Industry is the macro case.
Suppose we look at "US, UK, or any other industrialised nation as we would a single manufacturing company, the micro.
A company starts with a new product. We are familiar with product life cycles. Development through to boom sales, market leader status, then cut-throat competition, right through to end of life planning.
No company survives as a single product company.
The best companies have new products under devlopment all the time. As each product reaches its end of life, other products are at different stages in their life cycle.
Somewhere there is part of the engineering team doing cosmetic make-overs on an old and tired product to milk all they can out of it while somewhere else another team is ironing bugs out of prototypes of the next product.
Products start out life not quite right.
If they are unique, then they will be made right in the first few years and during that time marketing will get a better handle on things because now they have real market data and not just wishes and "value judgments" to go by. The product will be refined.
Probably the development team will move to the next new product, some addittional skills will be hired. Some of the skills will move to product maintenance and look after the product during its life.
Soon the unique status will go. Some of the people will move to competitors. Competitors don't have to pioneer the market or develop the necessary skills, they are going to come after the skills your company has developed and they will target your market.
They get a shorter time to market and they will bring fesh ideas.
A "Me-Too" product requires some compelling technical or commercial advantage to get a share of that market, though sometimes, just by being a biger company they can take market share without these advantages for a whole varietty of reasons. One thing, these products have to be right when they hit the market, or maybe they skip the high-margin niche-market and go for the market your company doesn't seem to know is there. They'll grab that and come back for the niche-market sector later when you're not looking.
After a while, every man and his dog is making this product, the skills are everywhere (you really do fulfill managemenst dream that no one is indispensible) and prices get cut to the bone; manufacturing moves overseas.
If it is a smart, well managed company that looks after its skills base, looks after its ideas men and knows where the market is, then it can afford to be philosophical because there are a whole string of new products in the pipeline.
See, the problem is that sooner or later, everyone can make a steam engine or a car. The smart companies are well managed and don't spill tears over the inevitable, and they don't go down in flames trying to live off one product well beyond its useful life. They have it sussed, they have growth through more investment in R&D in new skills, in new products, in new idea and new technologies, in marketing and sales. They are switched on, they are on the ball.
On the macro side of things it's the same.
You have to look at the management and see if they can cut the mustard.
Did they take care of the skills base?
Did they look after all the tools they need to suceed?
Can they plan beyond next wednesday? do they have to worry about being re-elected? Do they have their focus on the country or on their retirement, the lecture ciruit, the autobiography, directorships of all those companies that are going down the pan, being president of the EU or merging the US Canad and Mexico into one great big industrial super economy? or something else?

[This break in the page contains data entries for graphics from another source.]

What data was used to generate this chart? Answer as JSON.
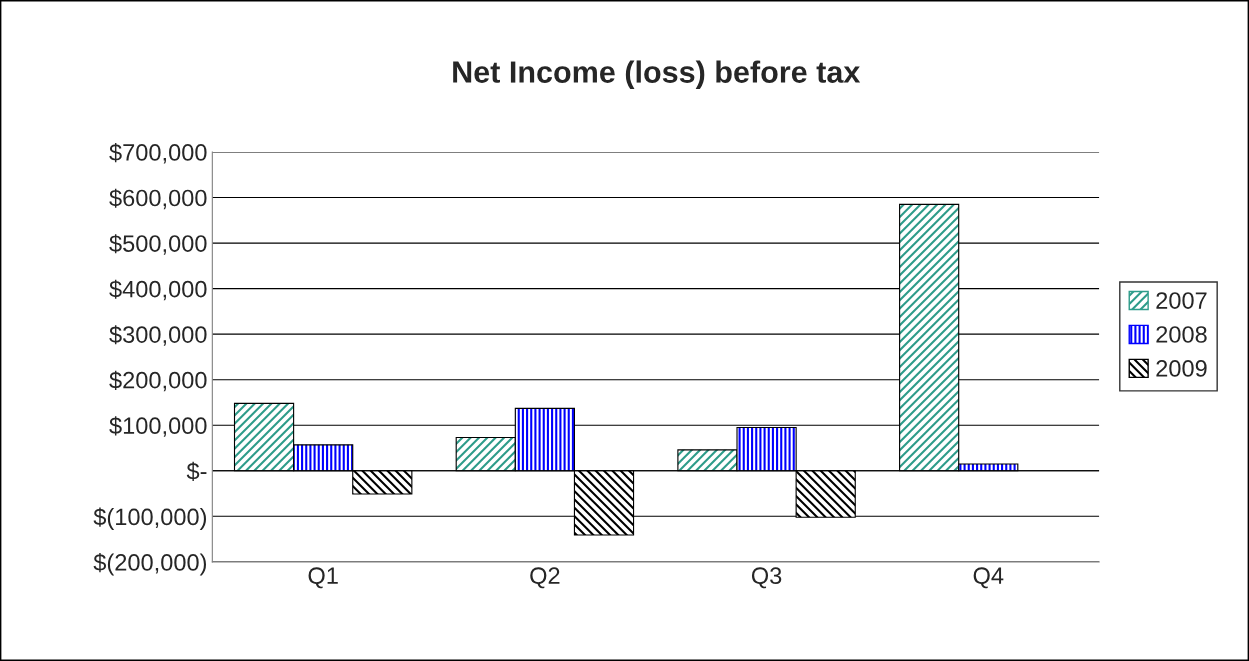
{
  "chart_data": {
    "type": "bar",
    "title": "Net Income (loss) before tax",
    "categories": [
      "Q1",
      "Q2",
      "Q3",
      "Q4"
    ],
    "series": [
      {
        "name": "2007",
        "color": "#2e9c8a",
        "values": [
          148000,
          73000,
          46000,
          585000
        ]
      },
      {
        "name": "2008",
        "color": "#0000ff",
        "values": [
          57000,
          137000,
          95000,
          15000
        ]
      },
      {
        "name": "2009",
        "color": "#000000",
        "values": [
          -51000,
          -141000,
          -102000,
          null
        ]
      }
    ],
    "ylim": [
      -200000,
      700000
    ],
    "yticks": [
      {
        "value": -200000,
        "label": "$(200,000)"
      },
      {
        "value": -100000,
        "label": "$(100,000)"
      },
      {
        "value": 0,
        "label": "$-"
      },
      {
        "value": 100000,
        "label": "$100,000"
      },
      {
        "value": 200000,
        "label": "$200,000"
      },
      {
        "value": 300000,
        "label": "$300,000"
      },
      {
        "value": 400000,
        "label": "$400,000"
      },
      {
        "value": 500000,
        "label": "$500,000"
      },
      {
        "value": 600000,
        "label": "$600,000"
      },
      {
        "value": 700000,
        "label": "$700,000"
      }
    ],
    "grid": "y",
    "legend": "right"
  }
}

Industries are like products, they come and they go. Sooner or later they go where labour is cheap, taxes low, and where someone put some effort into providing the necessaru skills. What is important is what the guys at home are doing about the next industry?
The reason we notice this stuff is the life cycles are coming down. Where once a product could survive 40 years, 10 is good. We are not talking about a job or a skill you will get to use for your whole working life, it won't be needed. Again, i aks, if you have the brains and the talent, shouldn't re-training recognise the need to re-direct those skills? In evry company i have worked for, and some have been absolute dogs, even they have some budget for on the job training or for special training. What is government doing? In any industrialised country?